Figure 4.

Andrographolide induces antiviral IFN responses via HO-1 induction. (A, panels a–d) Induction of ISRE activity (a) and gene expression of IFN-α-2, IFN-α-5 and IFN-α-17 (c) by andrographolide and attenuation of this effect by the HO-1-specific inhibitor SnPP (b and d). (B) Induction of IFN-α protein level by andrographolide and attenuation of this stimulant effect by SnPP. (C, panels a–e) Induction of IFN-mediated gene expression by andrographolide and suppression of this effect by SnPP. Ava5 cells or pISRE-Luc-transfected Ava5 cells were incubated with andrographolide alone at the indicated concentrations (0–10 μM) or coincubated with increasing concentrations of SnPP (0–20 μM) and 10 μM andrographolide for 3 days. The ISRE promoter activity was assayed for luciferase activity and was presented as fold activation relative to andrographolide/SnPP-untreated cells (defined as 1). The protein level of extracellular IFN-α was measured by elisa.

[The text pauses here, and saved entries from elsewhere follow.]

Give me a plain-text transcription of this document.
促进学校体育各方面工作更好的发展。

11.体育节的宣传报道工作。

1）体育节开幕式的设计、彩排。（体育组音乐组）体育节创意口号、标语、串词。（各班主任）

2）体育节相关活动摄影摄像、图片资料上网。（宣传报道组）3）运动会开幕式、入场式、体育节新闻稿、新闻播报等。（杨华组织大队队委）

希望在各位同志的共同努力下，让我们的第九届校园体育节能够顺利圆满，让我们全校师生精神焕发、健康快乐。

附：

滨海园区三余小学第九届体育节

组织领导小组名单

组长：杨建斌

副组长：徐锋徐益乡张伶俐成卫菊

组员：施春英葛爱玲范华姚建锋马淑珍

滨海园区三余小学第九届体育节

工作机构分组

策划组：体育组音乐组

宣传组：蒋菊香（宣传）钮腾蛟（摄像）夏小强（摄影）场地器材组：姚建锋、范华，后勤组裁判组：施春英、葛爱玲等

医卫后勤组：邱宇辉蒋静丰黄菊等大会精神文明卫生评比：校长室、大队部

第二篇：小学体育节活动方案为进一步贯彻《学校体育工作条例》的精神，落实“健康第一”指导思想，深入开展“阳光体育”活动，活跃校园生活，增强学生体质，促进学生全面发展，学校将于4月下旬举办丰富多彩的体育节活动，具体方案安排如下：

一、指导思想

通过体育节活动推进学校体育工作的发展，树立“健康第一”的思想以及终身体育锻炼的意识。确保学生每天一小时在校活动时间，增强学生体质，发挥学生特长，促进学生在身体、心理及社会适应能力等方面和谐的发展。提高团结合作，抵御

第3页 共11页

The mRNA levels of IFN-α-2, IFN-α-5, IFN-α-17, OAS1, OAS2, OAS3, PKR or haeme-regulated inhibitor were measured by qRT-PCR and normalized against the cellular gapdh mRNA level and presented as fold change relative to the andrographolide/SnPP-untreated control (defined as 1). The experiments were performed in triplicate, and error bars indicate mean ± SD. *P < 0.05, **P < 0.01.